- Genre: Science fiction
- Created by: F. Paul Wilson Matthew J. Costello
- Starring: Joseph McKenna Jon Avner Allen R. Middleton
- Country of origin: United States
- No. of seasons: 4
- No. of episodes: 1,106

Production
- Executive producer: Vida S. Pelletier
- Running time: 30 seconds (season 1) 60 seconds (seasons 2–4)
- Production company: Sci-Fi Channel

Original release
- Network: Sci-Fi Channel
- Release: September 24, 1992 – December 20, 1996

Related
- FTL Newsfeed Special Behind the Scenes;

= FTL Newsfeed =

FTL Newsfeed is a fictional micro-series newscast shown on the Sci-Fi Channel from 1992 to 1996. The show, portraying the fake channel FTL's first news broadcast, consists of 30-second to 1-minute snippets of news bulletins from 150 years in the future.
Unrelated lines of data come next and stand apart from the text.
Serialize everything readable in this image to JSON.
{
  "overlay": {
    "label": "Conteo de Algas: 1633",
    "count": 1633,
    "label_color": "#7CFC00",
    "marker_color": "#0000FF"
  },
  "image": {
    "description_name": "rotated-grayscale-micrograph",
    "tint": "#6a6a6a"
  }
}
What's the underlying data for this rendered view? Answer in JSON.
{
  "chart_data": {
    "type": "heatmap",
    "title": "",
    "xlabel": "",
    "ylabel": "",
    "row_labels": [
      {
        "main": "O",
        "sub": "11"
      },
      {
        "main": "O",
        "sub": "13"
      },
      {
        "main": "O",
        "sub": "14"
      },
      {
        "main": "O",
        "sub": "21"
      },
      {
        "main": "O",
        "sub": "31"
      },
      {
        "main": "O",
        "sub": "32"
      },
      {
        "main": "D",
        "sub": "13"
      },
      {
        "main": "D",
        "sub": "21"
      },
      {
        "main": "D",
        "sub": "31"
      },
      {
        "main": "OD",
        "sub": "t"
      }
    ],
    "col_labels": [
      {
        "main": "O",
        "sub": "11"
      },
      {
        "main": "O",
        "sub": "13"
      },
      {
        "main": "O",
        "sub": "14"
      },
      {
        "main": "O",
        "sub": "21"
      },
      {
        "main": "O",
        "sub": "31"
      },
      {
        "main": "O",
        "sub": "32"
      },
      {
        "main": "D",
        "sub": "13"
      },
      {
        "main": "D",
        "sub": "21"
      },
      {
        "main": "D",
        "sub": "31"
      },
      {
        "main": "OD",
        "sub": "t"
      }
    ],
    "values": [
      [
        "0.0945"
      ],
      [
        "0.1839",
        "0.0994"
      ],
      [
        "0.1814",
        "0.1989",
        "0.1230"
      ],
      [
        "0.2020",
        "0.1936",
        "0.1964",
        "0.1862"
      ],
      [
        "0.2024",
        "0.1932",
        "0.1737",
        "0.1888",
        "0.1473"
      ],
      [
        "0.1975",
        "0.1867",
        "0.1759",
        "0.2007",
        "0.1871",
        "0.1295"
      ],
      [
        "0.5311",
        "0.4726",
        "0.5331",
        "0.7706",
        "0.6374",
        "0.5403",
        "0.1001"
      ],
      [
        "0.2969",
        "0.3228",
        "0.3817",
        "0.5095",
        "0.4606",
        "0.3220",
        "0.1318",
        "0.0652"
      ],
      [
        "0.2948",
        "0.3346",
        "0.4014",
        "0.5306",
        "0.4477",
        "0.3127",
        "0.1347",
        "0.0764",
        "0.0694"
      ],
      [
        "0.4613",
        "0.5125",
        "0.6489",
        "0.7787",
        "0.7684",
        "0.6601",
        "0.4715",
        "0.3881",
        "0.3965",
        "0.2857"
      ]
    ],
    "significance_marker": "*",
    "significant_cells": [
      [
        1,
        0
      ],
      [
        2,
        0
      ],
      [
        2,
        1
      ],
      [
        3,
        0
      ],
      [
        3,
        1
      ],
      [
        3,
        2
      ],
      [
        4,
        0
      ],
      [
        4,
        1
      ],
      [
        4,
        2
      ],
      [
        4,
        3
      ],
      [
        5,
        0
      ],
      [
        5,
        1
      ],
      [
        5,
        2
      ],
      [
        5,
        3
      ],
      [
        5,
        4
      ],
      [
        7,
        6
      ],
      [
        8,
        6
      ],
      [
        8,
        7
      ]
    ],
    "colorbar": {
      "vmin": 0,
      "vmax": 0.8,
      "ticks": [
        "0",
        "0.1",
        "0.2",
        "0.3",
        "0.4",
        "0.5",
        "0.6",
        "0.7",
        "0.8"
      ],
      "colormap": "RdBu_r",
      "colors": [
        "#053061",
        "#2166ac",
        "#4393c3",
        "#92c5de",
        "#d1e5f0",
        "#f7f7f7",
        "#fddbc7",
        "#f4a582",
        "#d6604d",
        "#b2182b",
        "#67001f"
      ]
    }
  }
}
The future timeline is fraught with stories of genetic engineering issues, technology trends, space exploration, future entertainment, right to privacy issues, and geopolitical intrigue. FTL Newsfeed was created by F. Paul Wilson and Matthew J. Costello and was filmed in New York. The series ended in a cliffhanger in December 1996.

The first segment, aired on September 24, 1992, introduced a screening of "the only known complete print of the 165-year-old science-fiction masterpiece Star Wars".